Women are to be given birth control pills and implants from pharmacists under new NHS plans

Women can get birth control pills and implants direct from their pharmacist under new NHS plans.

The proposals mean women can access it without having to see a doctor first.

Current rules mean pharmacists cannot prescribe birth control pills, insert an implant or conduct an annual birth control pill review, but this would change under the proposed measures, which are currently being tested. If approved, they could be launched in England later this year.

A spokesman for NHS England said The Independent The program is still being negotiated with the pharmacy sector and it is “a bit premature” to discuss plans until they are agreed.

It comes after reports that women are facing long delays in accessing long-acting contraceptives such as IUDs or the implant. Research exclusively shared with The Independent last year found nearly a third of the women who sought them out during the pandemic were unable to.

A remote sexual health testing service called Preventx, which surveyed 500 women trying to get access to long-acting contraceptives, found about three in 10 women couldn’t get them in the past year.

Of those women, seven percent said their inability to conceive led them to turn to abortion services, while 12 percent said they had been forced to take the morning-after pill.

Katherine O’Brien of the British Pregnancy Advisory Service, a leading UK abortion provider, said The Independent they welcomed the new proposals.

She added: “However, it is unclear how many pharmacies will offer these services and certainly some will be limited by practicality and lack of space. For example, will there be a room that offers the level of privacy required for performance? very intimate procedures?

“In the meantime, there is a simple intervention that could dramatically improve women’s ability to access contraception to prevent an unplanned pregnancy — for the Drugs and Health Products Regulatory Agency to reclassify emergency contraception so that it can be used directly.” can be sold off the shelf as it is in many other European countries and in the USA.

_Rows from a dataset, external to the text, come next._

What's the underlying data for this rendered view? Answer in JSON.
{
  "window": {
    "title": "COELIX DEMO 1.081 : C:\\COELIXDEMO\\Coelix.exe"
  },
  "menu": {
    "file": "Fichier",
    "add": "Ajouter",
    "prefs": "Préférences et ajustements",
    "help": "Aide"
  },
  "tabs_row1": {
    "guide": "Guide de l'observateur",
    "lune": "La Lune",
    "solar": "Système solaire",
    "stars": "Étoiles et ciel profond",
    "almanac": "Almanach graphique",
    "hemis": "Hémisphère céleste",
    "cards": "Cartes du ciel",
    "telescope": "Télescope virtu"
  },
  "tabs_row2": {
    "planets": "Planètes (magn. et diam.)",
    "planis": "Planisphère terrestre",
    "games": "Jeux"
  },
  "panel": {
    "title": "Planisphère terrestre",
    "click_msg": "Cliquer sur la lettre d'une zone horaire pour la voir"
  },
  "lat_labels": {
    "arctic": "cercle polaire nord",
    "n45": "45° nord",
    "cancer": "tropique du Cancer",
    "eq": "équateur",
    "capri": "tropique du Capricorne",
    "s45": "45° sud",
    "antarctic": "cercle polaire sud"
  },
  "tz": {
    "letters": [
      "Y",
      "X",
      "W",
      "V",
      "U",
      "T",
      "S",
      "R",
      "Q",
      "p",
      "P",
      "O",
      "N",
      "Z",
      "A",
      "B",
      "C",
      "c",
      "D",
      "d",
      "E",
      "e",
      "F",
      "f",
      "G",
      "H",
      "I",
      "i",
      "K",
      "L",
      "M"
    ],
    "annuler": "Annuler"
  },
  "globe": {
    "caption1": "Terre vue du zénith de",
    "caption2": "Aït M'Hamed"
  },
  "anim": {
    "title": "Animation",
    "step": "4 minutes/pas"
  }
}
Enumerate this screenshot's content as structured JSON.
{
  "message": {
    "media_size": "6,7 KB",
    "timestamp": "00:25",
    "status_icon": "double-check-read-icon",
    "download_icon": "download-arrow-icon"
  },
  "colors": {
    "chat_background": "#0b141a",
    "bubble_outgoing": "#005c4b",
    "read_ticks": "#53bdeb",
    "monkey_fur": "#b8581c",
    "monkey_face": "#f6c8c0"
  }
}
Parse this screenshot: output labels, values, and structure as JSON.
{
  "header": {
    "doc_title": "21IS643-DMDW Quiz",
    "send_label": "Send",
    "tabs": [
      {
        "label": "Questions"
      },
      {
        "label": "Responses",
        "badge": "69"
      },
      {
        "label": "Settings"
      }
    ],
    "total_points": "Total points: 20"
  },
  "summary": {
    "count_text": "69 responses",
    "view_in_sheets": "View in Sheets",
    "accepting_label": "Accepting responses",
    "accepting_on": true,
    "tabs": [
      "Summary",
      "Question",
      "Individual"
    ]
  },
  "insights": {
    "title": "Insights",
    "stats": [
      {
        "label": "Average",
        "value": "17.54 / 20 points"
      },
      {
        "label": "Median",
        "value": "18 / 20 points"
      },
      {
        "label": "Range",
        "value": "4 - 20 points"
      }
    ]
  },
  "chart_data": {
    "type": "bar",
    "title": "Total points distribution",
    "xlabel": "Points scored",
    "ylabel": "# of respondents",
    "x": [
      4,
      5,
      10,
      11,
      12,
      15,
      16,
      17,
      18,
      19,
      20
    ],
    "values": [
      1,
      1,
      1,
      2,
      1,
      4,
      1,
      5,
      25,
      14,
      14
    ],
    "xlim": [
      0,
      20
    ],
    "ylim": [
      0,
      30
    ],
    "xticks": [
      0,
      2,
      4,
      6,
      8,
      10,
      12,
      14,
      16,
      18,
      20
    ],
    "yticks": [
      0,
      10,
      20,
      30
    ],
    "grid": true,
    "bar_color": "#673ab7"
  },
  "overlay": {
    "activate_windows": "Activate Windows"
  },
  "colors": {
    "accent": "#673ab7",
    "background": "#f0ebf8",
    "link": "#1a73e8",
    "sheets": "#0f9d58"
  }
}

“This would allow pharmacists to focus their expertise on those who want additional support and other birth control methods such as long-acting reversible contraceptives.”

dr Janet Barter, president of the Faculty of Sexual and Reproductive Medicine (FSRH), said she “fully supports” the plans but warned pharmacists they need proper funding for them.

She added: “The fragmented sexual and reproductive health care system is notoriously difficult for women to navigate, and successive cuts in public health budgets have made it even more difficult for women to access the contraceptives they need.”

“This move will give women easier access to essential contraceptives to avoid unplanned pregnancies and could also ease unnecessary pressure on GPs. However, women must always be able to choose where to seek treatment so that access to contraception is increased rather than further restricted.”

dr Barter argued that pharmacies could “play an increased role” in the delivery of sexual and reproductive health care services.

The pandemic has deeply disrupted sexual health clinics, with services forced to close clinics or run reduced clinics while staff have been redeployed to work with Covid patients or forced to self-isolate.

This resulted in women struggling to receive the coil or implant as they required in-person appointments, which were largely suspended as consultations were conducted remotely via phone or video call.